Living in Escher's World

Nashville Scene
Nashville, TN
© 1991 Nashville Scene
February 7, 1991

By Brian Mansfield

Nashville's Chagall Guevara plays its first hometown show since the release of its debut album, Feb. 8 at 328 Performance Hall.

When Chagall Guevara guitarist Dave Perkins faces the possibility of a nuclear holocaust in "If It All Comes True," his response is not to curse the bringers of war, nor to lament his own helplessness. In the face of certain destruction, his last act is an act of love.

At first, that anthem seems an unusual finish to an album that views its characters so harshly. Chagall Guevara's self-titled debut album is peopled with petty tyrants, freakish personalities, broken families. But what Chagall Guevara sees--and this separates them from nearly every other socially conscious performer--is not people destroyed by a twisted society, but a society destroyed by twisted people. That theme connects the opening "Murder in the Big House" to "If It All Comes True," and that makes listening to this album a sometimes painful experience.

Some very scary--and all too identifiable--people inhabit Chagall Guevara's Escher's World: the selfish father and his confused, love-starved son in "The Rub of Love"; the powermongers of "Play God" and "Monkey Grinder"; the man in "Can't You Feel The Chains" who runs his relationship like a police state; the "Candy Guru" who feeds on the loneliness of other people. The music is a suitably bizarre complement, a skewed mix of '70s guitar rock, British garage bands, and philosophical post-punk. Steve Taylor fronts this with a voice that sounds alternately conspiratorial and sarcastic.

Chagall Guevara's mean ethical streak is strongly, though not overtly, Christian, but the band conveys its message differently than most Christian acts. Chagall lacks the viciousness of the Housemartins or the Beautiful South; the group doesn't embrace U2's mysticism or the sometimes force feel-good happiness of much contemporary Christian music. When Taylor and company come down hard, their wrath is deserved; when the endangered lovers of "If It All Comes True" come together, their union is neither easy nor permanent.

In "Violent Blue," a powerhouse race-up that describes an encounter with a one-time friend who has "traded in your peace sign for a finger," (rhythm guitarist Lynn Nichols likes to say he's become a lawyer), the band cuts through the psychobabble to cold reality: "I don't believe it's the way you were raised, or the cards you were dealt, or a poor self-image/I think you love yourself too much."
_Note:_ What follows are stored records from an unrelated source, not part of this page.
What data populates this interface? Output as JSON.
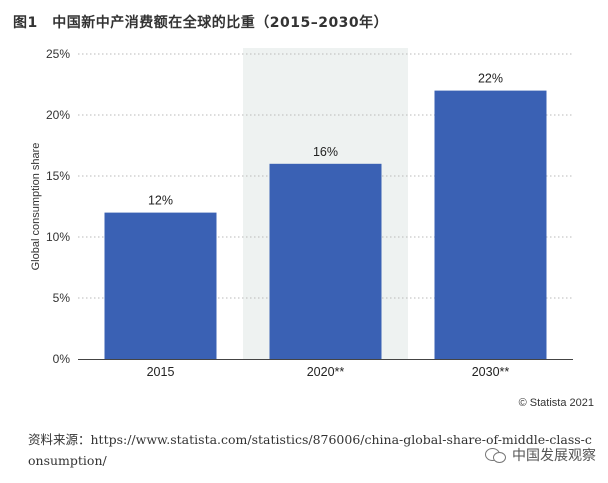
{
  "figure": {
    "title": "图1　中国新中产消费额在全球的比重（2015–2030年）",
    "credit": "Statista 2021",
    "credit_icon": "copyright-icon",
    "source": "资料来源：https://www.statista.com/statistics/876006/china-global-share-of-middle-class-consumption/",
    "watermark": "中国发展观察",
    "watermark_icon": "wechat-icon"
  },
  "chart_data": {
    "type": "bar",
    "categories": [
      "2015",
      "2020**",
      "2030**"
    ],
    "values": [
      12,
      16,
      22
    ],
    "value_labels": [
      "12%",
      "16%",
      "22%"
    ],
    "ylabel": "Global consumption share",
    "ylim": [
      0,
      25
    ],
    "yticks": [
      0,
      5,
      10,
      15,
      20,
      25
    ],
    "ytick_labels": [
      "0%",
      "5%",
      "10%",
      "15%",
      "20%",
      "25%"
    ],
    "grid": "horizontal dotted",
    "highlighted_category": "2020**",
    "bar_color": "#3a61b4",
    "highlight_color": "#eef2f1"
  }
}
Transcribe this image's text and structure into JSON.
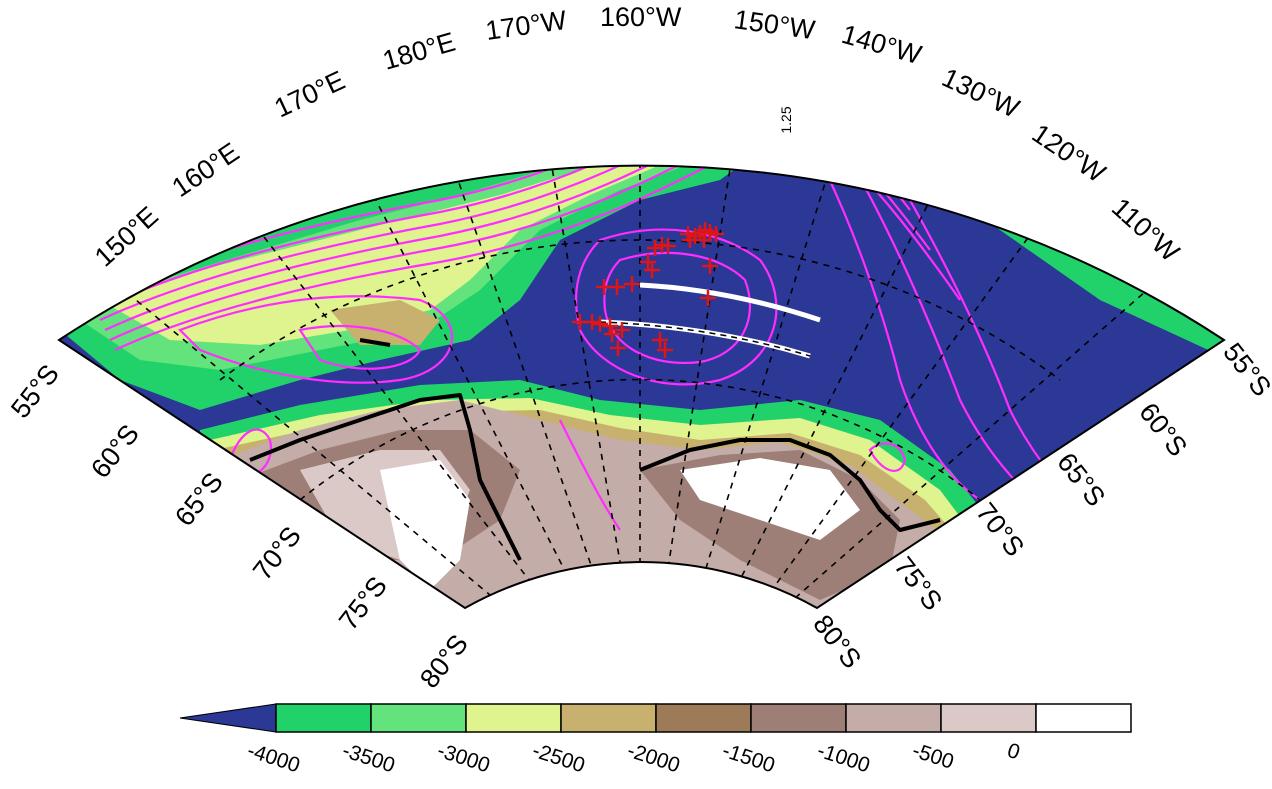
{
  "map": {
    "lon_labels": [
      "150°E",
      "160°E",
      "170°E",
      "180°E",
      "170°W",
      "160°W",
      "150°W",
      "140°W",
      "130°W",
      "120°W",
      "110°W"
    ],
    "lat_labels_left": [
      "55°S",
      "60°S",
      "65°S",
      "70°S",
      "75°S",
      "80°S"
    ],
    "lat_labels_right": [
      "55°S",
      "60°S",
      "65°S",
      "70°S",
      "75°S",
      "80°S"
    ],
    "contour_label": "1.25",
    "colors": {
      "deep_ocean": "#2b3896",
      "green_dark": "#21d26a",
      "green_mid": "#62e37b",
      "yellow_green": "#dff38e",
      "tan": "#c8b06e",
      "brown": "#9e7b58",
      "mauve": "#9d7f78",
      "pink_gray": "#c4ada8",
      "light_pink": "#dbc9c7",
      "white": "#ffffff",
      "contours": "#ff2dff",
      "markers": "#e01515",
      "tracks": "#ffffff"
    }
  },
  "colorbar": {
    "labels": [
      "-4000",
      "-3500",
      "-3000",
      "-2500",
      "-2000",
      "-1500",
      "-1000",
      "-500",
      "0"
    ],
    "swatches": [
      "#21d26a",
      "#62e37b",
      "#dff38e",
      "#c8b06e",
      "#9e7b58",
      "#9d7f78",
      "#c4ada8",
      "#dbc9c7",
      "#ffffff"
    ],
    "arrow_color": "#2b3896"
  }
}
Perhaps the most emotionally wrenching song on Chagall Guevara is "The Rub of Love," where a young son accuses the father who deserted him--"What was that vow you made?... And what about the girl you wed?"--but later admits that "if he ever really held me they'd have to pry me off with the jaws of life."

So Chagall Guevara needs "If It All Comes True" to redeem it from the bleak cynicism and sarcasm of the rest of the album. If the singer doesn't call his lover to stand by him, there's nothing left but despair. There is salvation in Chagall Guevara's world, but nobody finds it by himself.